Sefcovic stated that finalising trade negotiations is always challenging, with an impending deadline approaching for discussions

    by VT Markets
    /
    Jul 18, 2025

    EU’s chief trade negotiator, Maros Sefcovic, remarked on the trade discussions, acknowledging that the final phase is challenging. He plans to update EU ambassadors on the progress, with a deal deadline set for August 1st.

    Analysts suggest the U.S. might introduce tariffs of about 10%, while the EU aims to obtain concessions in crucial areas. If no agreement is reached by the deadline, it’s probable there will be another extension. This would let the EU keep paying the existing 10% tariff, in place since April 9th.

    Market Uncertainty and Volatility

    Given the commentary from the chief negotiator, we believe the coming weeks will be defined by rising uncertainty. This market environment is ideal for strategies that benefit from increased price swings, otherwise known as volatility. We should anticipate sharp movements in European equities and currency markets as the August 1st deadline approaches.

    We see an opportunity in the options market, as current pricing may not fully reflect the potential for a breakdown in talks. The Euro Stoxx 50 Volatility Index (VSTOXX), a key measure of European market fear, has been hovering around a relatively low level of 15, making it cheaper to buy options now. We are considering purchasing straddles on major indices, which would profit from a significant price move in either direction, regardless of whether a deal is made or fails.

    History provides a useful guide for this type of political deadline. During the peak of the U.S.-China trade war in May 2019, the VIX index, which measures U.S. market volatility, surged over 45% in a matter of weeks as tariff threats escalated. We expect a similar, albeit smaller, reaction in European markets if the current talks falter.

    Sector and Currency Impact

    Specific sectors are more exposed than others, particularly the European auto industry, which exported over €40 billion worth of vehicles to the U.S. last year.
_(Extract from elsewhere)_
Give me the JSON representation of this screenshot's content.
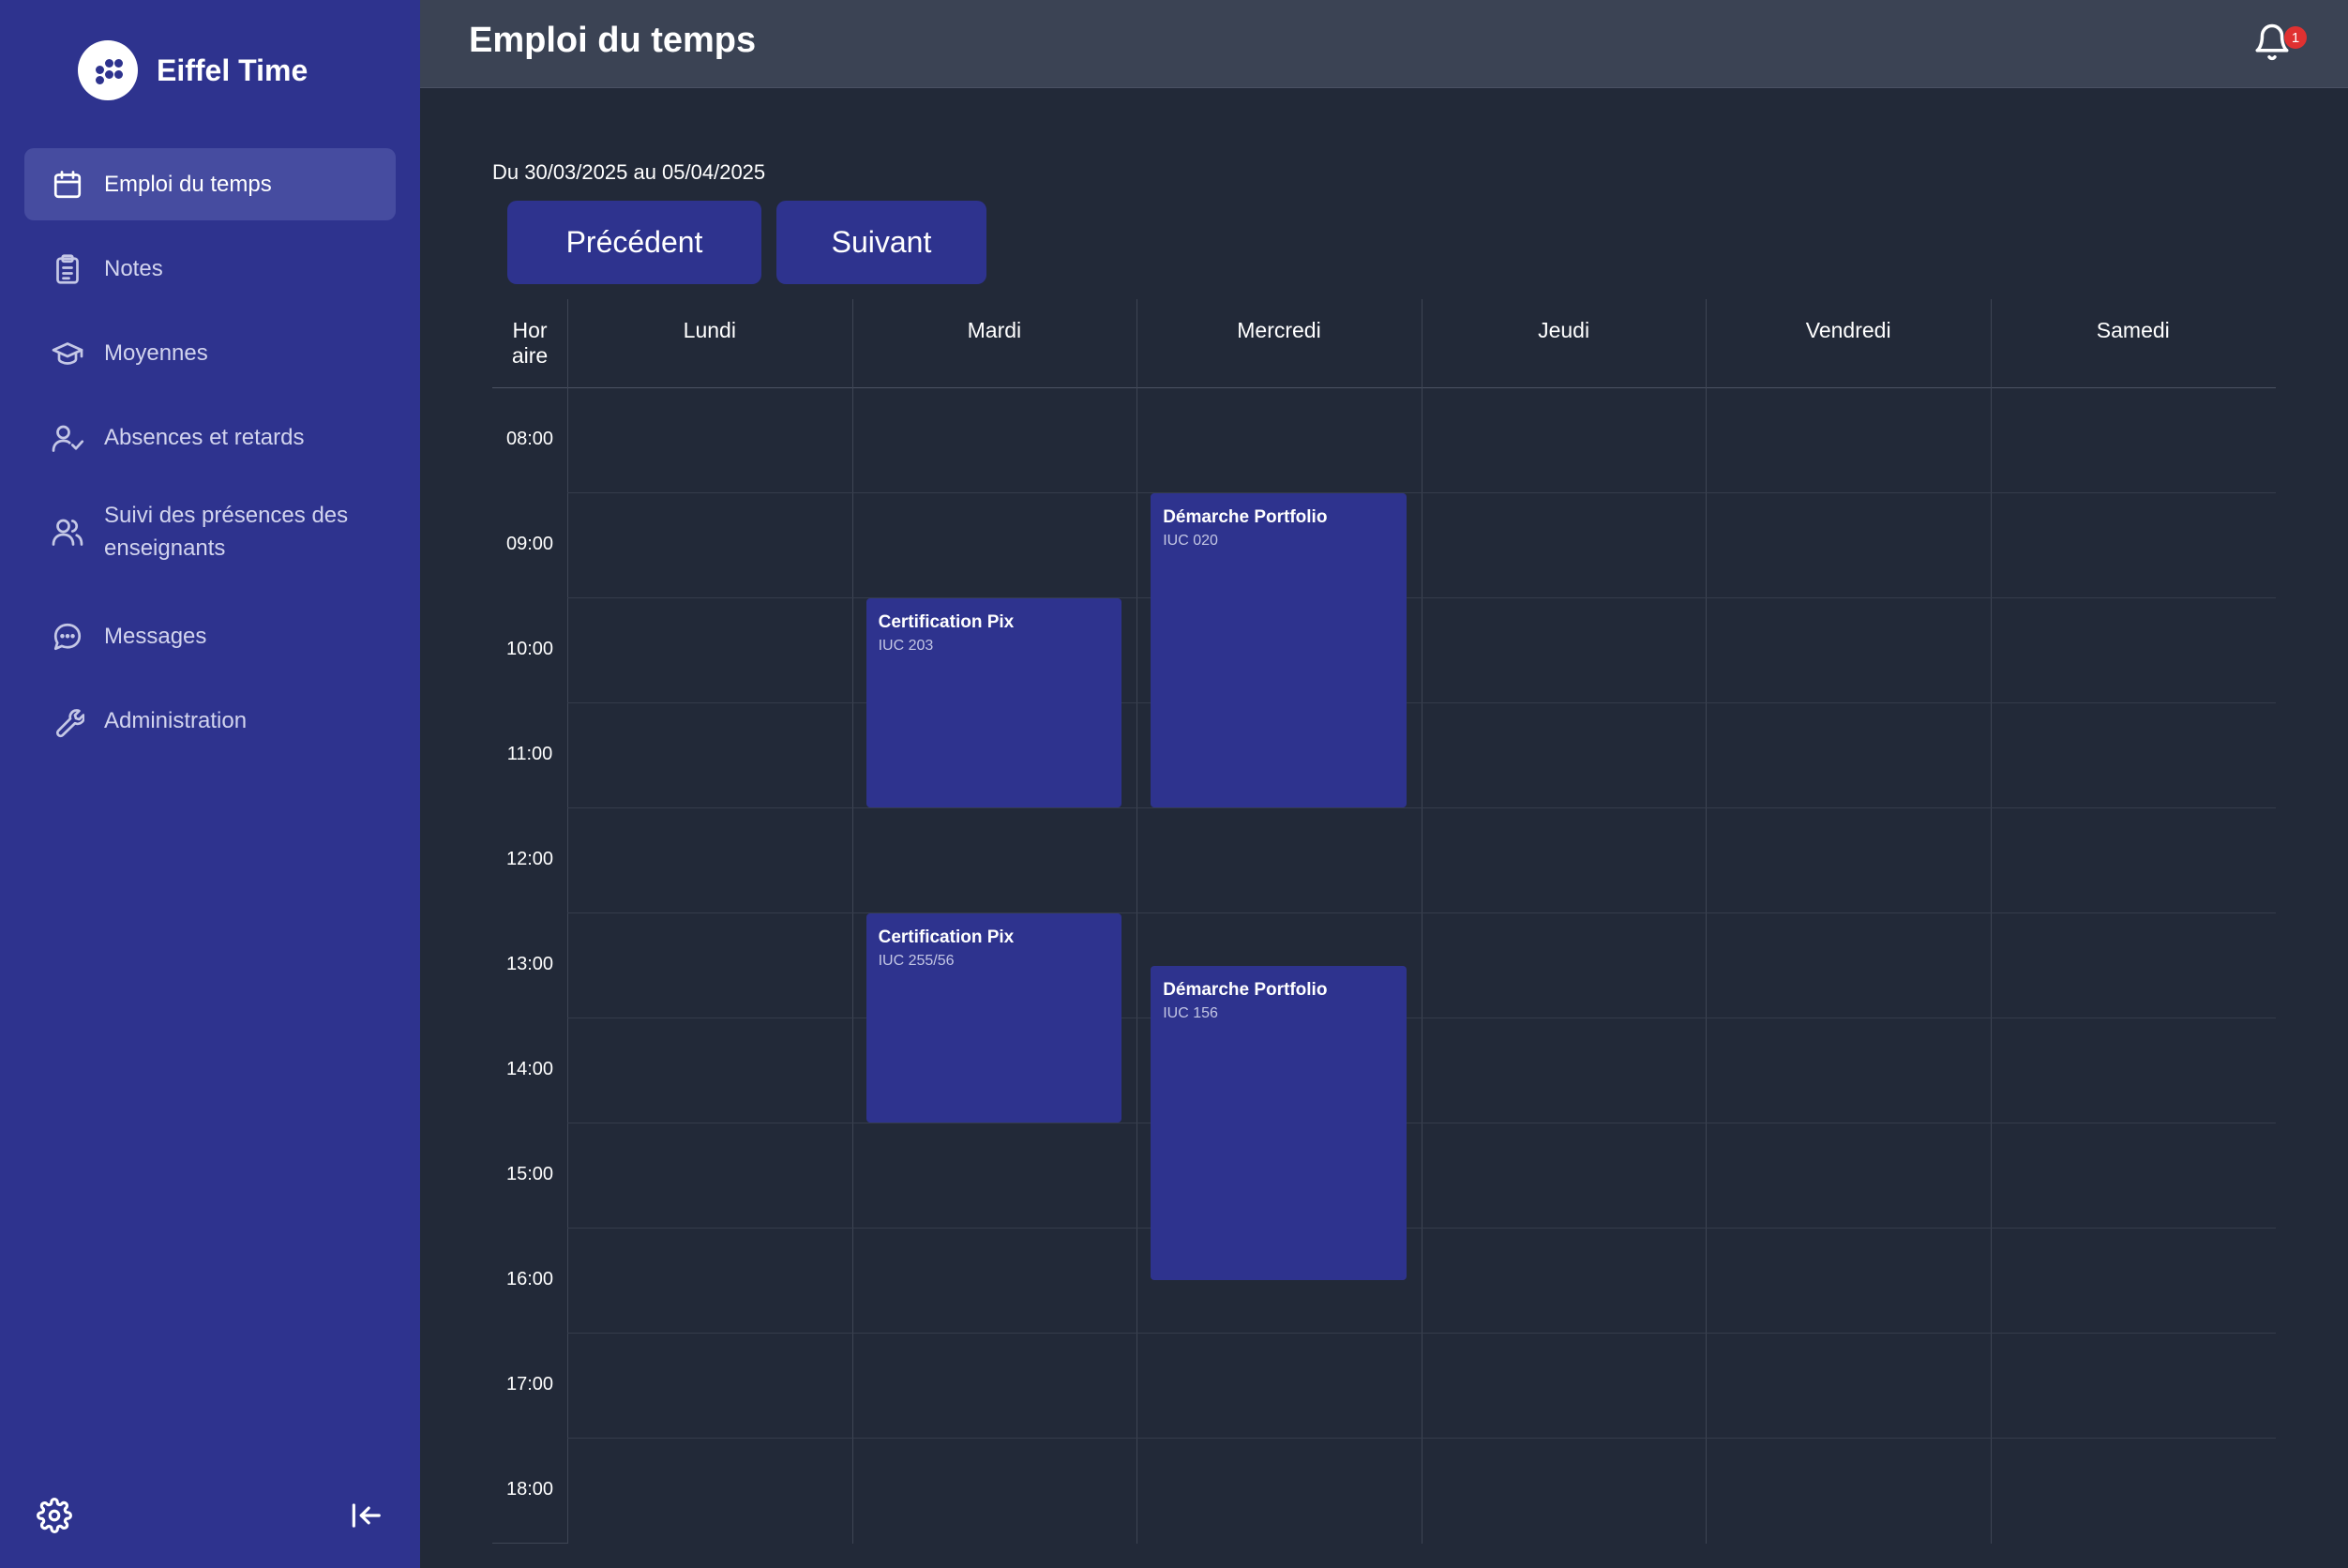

A 10% tariff would directly impact the earnings of major German and Italian carmakers. Therefore, we are looking at buying put options on these specific companies as a targeted way to hedge against, or profit from, a negative outcome.

    The currency market also presents a clear opportunity, as the outcome will directly impact the EUR/USD exchange rate. A failure to secure a deal would almost certainly weaken the Euro. We can position for this by acquiring EUR/USD put options, which will increase in value as the shared currency depreciates.

    Should an extension be announced, as the original analysis speculates, implied volatility would likely fall as the immediate risk is postponed. In this scenario, we would look to sell the volatility we have accumulated and take profits. This allows us to reset and re-evaluate our positions ahead of the next critical date.